‘Cyborg 2’: The movie Angelina Jolie was emancipated in order to star in

There’s a lot to be said about people striking out on their own from a young age, but when Angelina Jolie decided she wanted to follow into the family business and dip her toes into acting, things ended up being pushed through the courts so that she wasn’t subjected to such trivial obstacles as industry-wide restrictions on how hard teenagers can be worked.

After making her feature film debut in 1982’s Lookin’ to Get Out – which starred her father, Jon Voight, in the lead role – it would be another decade before Jolie returned to the world of cinema. When she did, it came in the standalone bargain basement sequel to a terrible Jean-Claude Van Damme movie.

Playing the female lead and the titular machine in Cyborg 2, Jolie’s Cash Reese is a secret agent and assassin for a secretive corporation. Programmed to self-destruct at a specific time, she ends up teaming up with her mentor and a fellow cyborg to try and outrun the hands of fate. The end product is of the quality you’d expect from such a routine plot, especially one where there was hardly a great budget to speak of.

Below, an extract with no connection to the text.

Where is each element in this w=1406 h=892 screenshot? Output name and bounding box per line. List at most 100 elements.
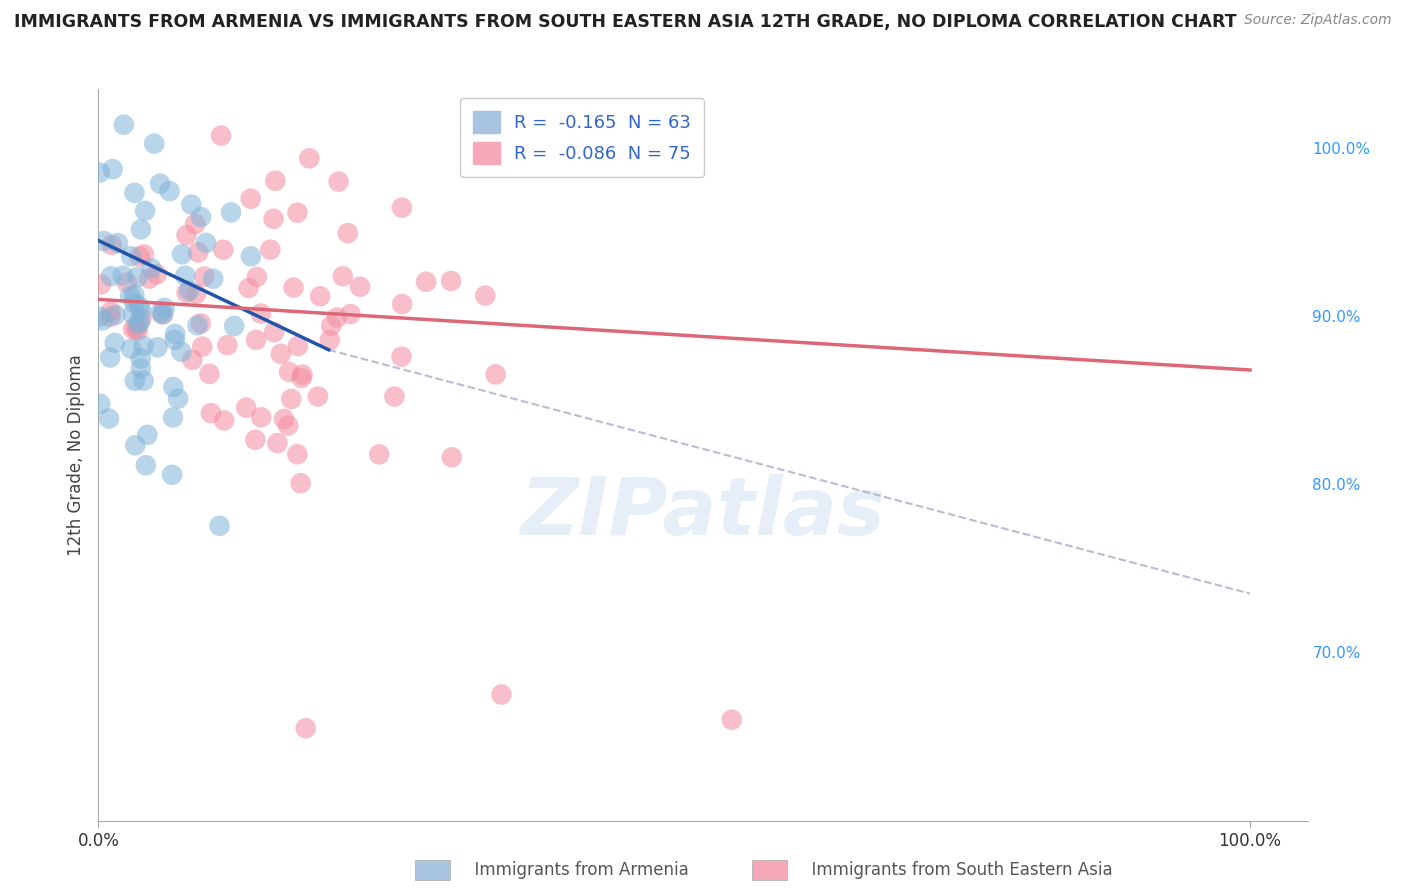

Co-writer and director Michael Schroeder was determined that Jolie would be one of the key players, even if there were obstacles provided by Hollywood’s labour laws. The actor was only 17 when she was cast, which meant that legally there were rules to follow on how many hours she could be on set without impacting her life away from the cameras.

Seeing as the industry has never been one to allow the law to get in the way, Schroeder devised a solution to his predicament by placing a call to Voight. Upon discovering her age, the filmmaker knew “we can’t mess around with labour laws and welfare workers and school teachers.” Jolie had just finished high school at the time, but as she was still a minor in the eyes of the relevant legislation, she was forbidden from spending all day every day on set.

However, after discovering she was a second-generation star in the making, Schroeder reached out to Voight to see if emancipation was a realistic option. Much to his delight, it was. “He knew a judge and made some calls, and we got her emancipated because she had been living on her own for a while,” he said. “She just needed to file and get a judge to agree to it so then we could just work, and we didn’t have to give her special treatment.”

By ‘special treatment’, what Schroeder really means is ‘obey the letter of the law’. With that in mind, it becomes all the more concerning to know that even though she was only 17 and had officially struck out on her own as a legal adult, once the emancipation paperwork had been signed, Cyborg 2 saw Jolie shoot a nude scene. That may not have been the specific reason why the documentation was hurriedly assembled, signed, sealed, and delivered, but the questionable optics are there nonetheless.